I can give an additional point of view, which is coming from the theory of parabolic induction. Parabolic induction plays a prominent role in representation theory and gives you a better intuition for the higher rank situation. This point of view is often better stressed in the adelic theory than in the classical picture.
Let $G =PSL_2(\mathbb{R})$ with standard parabolic $B$ and $\Gamma$ a cofinite lattice.
My intuition is that te analytic Eisenstein series on $\Gamma \backslash G$ are vectors of the induced representation:
$$ Ind_{\Gamma N}^G 1,$$
but there is one major issue with this, namely that $\Gamma N$ is not a group.
Rigorously seen they are given as $P$ series, i.e.
$$ E: C_c^\infty(N \backslash G) \rightarrow L^2(\Gamma \backslash G),$$
by defining the $B$ series $$E(f) (g)= \sum\limits_{B \cap \Gamma \backslash \Gamma} f(\gamma g).$$
The image of $E$ generates a dense subspace of the orthocomponent to the cuspidal forms.
Now, we one notices that $C_c^\infty(N \backslash G)$ is a dense subspace of $Ind_N^G 1$. Induction by steps gives a decomposition $$ Ind_N^G 1 \cong Ind_B^G Ind_N^B 1.$$ Now for $Ind_N^B 1 \cong L^2(B/N) = L^2(M)$, where $M$ are the diagonal matrices.

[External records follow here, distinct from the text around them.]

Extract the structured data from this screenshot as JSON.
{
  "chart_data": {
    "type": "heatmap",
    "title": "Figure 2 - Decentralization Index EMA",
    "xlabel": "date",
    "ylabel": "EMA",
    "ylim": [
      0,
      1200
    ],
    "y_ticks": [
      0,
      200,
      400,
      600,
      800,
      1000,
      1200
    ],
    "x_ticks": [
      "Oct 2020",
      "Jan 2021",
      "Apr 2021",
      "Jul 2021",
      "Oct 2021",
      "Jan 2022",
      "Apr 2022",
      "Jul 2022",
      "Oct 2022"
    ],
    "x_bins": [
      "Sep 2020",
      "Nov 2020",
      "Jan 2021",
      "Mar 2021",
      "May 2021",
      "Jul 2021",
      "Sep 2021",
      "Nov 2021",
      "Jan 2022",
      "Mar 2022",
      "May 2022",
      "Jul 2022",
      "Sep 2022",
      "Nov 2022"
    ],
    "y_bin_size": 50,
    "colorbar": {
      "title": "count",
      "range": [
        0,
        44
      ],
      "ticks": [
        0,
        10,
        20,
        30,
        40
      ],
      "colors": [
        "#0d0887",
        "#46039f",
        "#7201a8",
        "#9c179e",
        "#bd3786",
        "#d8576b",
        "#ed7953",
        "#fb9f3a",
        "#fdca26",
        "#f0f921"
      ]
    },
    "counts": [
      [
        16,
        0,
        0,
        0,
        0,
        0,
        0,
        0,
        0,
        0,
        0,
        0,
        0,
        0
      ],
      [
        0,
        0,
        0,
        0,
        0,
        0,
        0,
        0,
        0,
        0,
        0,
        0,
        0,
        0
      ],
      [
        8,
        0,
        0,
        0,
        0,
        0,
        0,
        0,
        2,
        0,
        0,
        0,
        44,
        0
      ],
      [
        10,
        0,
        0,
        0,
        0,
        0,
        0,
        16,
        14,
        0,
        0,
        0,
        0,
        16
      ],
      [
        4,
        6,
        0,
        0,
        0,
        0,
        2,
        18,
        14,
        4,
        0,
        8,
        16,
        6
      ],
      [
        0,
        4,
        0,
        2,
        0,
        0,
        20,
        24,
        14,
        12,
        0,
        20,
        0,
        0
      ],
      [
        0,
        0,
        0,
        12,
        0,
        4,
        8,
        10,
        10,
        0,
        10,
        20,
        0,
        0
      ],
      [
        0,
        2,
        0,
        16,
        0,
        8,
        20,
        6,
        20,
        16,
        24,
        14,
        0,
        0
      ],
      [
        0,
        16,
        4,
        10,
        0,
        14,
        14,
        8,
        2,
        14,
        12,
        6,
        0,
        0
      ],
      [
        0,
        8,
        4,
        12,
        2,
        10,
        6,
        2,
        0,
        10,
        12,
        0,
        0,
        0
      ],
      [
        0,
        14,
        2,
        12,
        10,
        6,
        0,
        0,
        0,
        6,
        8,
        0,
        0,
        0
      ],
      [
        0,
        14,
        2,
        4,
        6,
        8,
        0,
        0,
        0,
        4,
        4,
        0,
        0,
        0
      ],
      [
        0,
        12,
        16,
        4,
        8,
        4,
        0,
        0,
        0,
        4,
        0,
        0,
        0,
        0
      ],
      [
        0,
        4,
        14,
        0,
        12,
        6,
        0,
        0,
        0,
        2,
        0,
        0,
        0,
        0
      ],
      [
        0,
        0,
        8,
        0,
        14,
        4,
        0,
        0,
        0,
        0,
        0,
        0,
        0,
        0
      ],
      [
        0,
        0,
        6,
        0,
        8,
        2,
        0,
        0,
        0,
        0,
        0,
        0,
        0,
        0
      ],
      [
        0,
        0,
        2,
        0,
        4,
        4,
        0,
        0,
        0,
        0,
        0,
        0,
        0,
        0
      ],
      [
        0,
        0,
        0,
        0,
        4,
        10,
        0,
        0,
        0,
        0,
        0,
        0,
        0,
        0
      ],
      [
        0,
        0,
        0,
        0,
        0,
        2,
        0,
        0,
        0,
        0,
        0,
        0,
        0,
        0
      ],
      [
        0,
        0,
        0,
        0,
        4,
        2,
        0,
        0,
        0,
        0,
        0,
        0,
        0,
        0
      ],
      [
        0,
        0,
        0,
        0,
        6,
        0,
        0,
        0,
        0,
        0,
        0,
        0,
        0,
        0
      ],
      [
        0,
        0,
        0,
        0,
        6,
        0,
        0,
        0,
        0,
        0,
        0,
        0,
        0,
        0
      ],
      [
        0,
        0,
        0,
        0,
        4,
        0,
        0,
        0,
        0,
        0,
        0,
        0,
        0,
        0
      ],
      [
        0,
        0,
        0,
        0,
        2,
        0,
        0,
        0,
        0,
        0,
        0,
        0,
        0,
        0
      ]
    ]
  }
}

Pontryagin duality gives you a direct integral decomposition of $L^2(M)$, and we have as a result
$$ Ind_N^G 1 \cong \int\limits_{\Re s = 0}^{\oplus} Ind_B^G | \cdotp |^s. $$
Certainly one hopes that $E$ extends to $Ind_B^G | \cdotp |^s$, but convergence only happens $\Re s >1/2$, and the operators has to be defined by analytic continuation to make sense on $\Re s = 0$.
Perhaps it useful to give at least one definition here: functions $f \in Ind_B^G | \cdotp |^s$ are defined as $f(bg) = |b_{1,1} / b_{2,2}|^{s+1/2} f(g)$ for $b \in B$ with $f|_K= f|_K\in L^2(K)$ for $K= PSO(2)$.